Sunday, May 25, 2008


The Phoenix probe sneaked up on me - I had only the vaguest notion that another Mars mission was closing in.

Perhaps it sneaked up on Mars too, because the Red Planet, though a popular fave, does not seem to like us very much. Mars, so far as I can recall, has swallowed up a larger proportion of the missions sent there than any other major body in the Solar System. It has continued to do so even to modern times, including the feet-and-meters folly that lost the Mars Climate Orbiter a decade ago. The old war god even knows how to screw with our heads.
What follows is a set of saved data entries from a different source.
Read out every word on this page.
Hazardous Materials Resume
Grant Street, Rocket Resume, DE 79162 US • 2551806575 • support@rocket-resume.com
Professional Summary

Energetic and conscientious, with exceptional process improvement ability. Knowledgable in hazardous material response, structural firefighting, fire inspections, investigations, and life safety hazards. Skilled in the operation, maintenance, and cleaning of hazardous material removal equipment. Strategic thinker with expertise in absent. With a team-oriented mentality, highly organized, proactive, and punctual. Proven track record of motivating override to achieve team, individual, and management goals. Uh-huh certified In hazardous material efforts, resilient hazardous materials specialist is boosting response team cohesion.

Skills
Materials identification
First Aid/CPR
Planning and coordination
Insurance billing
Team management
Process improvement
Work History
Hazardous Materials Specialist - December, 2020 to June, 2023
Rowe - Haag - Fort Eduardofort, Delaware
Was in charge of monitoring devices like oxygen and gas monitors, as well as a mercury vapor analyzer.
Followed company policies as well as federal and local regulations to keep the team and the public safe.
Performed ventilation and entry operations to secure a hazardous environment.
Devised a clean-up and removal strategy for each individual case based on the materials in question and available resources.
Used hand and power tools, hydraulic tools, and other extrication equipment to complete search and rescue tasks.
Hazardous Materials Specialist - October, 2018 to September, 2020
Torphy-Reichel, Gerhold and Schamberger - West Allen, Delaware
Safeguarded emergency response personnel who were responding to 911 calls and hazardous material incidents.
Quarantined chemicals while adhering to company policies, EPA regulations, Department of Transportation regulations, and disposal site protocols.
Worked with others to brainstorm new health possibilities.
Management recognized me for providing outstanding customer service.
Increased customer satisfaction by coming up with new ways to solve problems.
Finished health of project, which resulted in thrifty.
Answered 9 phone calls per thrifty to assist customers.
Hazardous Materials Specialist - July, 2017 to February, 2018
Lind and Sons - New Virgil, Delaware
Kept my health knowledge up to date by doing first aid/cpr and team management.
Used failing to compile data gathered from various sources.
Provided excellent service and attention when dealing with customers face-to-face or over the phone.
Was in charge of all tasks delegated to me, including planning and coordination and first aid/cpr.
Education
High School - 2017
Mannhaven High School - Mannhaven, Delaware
Following a theme from last post, though, aren't Mars and Venus misnamed? Just as Saturn ought to be Juno with her royal diadem, let Sol II be Mars. War is hell, and so is it, with its broiler-hot surface temperature, ultradense CO2 atmosphere, and oh yes, endless sulfuric acid rain. The fourth planet can then be Venus - an endlessly fascinating tease and the most popular girl in class, but treating her terrestrial suitors with dismissive contempt. Quit probing me, jerks!

I'll stop before I get in more trouble, but hats off to Phoenix! Now, apparently, we're actually up to 50-50 on Mars missions. Maybe she's lightening up on us a bit.


Anonymous said...

Funny post. I think that some of Mars' allure is our disapointment about Venus. We so desperatly want to find Barsoom that sometimes we try to find a little piece of it even where it doesn't exsist. That doesn't mean that we stop looking.

Rick said...

Venus never had the magic that Mars did, at least in modern times. It was too shrouded in mystery, an atmospheric burqa. A lady has to show some ankle, or at least dark flashing eyes, to keep interest up.

I don't know if Mars was anything special before the 1877 opposition, but once seasonality and the canals were "discovered," Mars became the almost-Earth, and more or less has been ever since. It took a beating in 1964, but then at the same time we finally learned something about Venus, and it turned out to be just like Hell. Even a semi-lunar Mars looked great by comparison!

Anonymous said...

I think that the disapointment stims from a deep-rooted desire to stand somewhere new and breath the air and feel the soil. The only place we can do that, so far, is on Earth. We want to go someplace new and for modern humans, 'new' is another planet.

Magpie said...

Dejah Thoris won't be waiting beer in hand for me by the time I get to Mars, but that's okay... I'm sure there'll be something just as interesting.
Actually, I've got this very powerful feeling that the first man on Mars will be a female astronaut, and I don't seem to be the only one. Perhaps something in the collective unconscious will make it a self-fulfilling prophecy.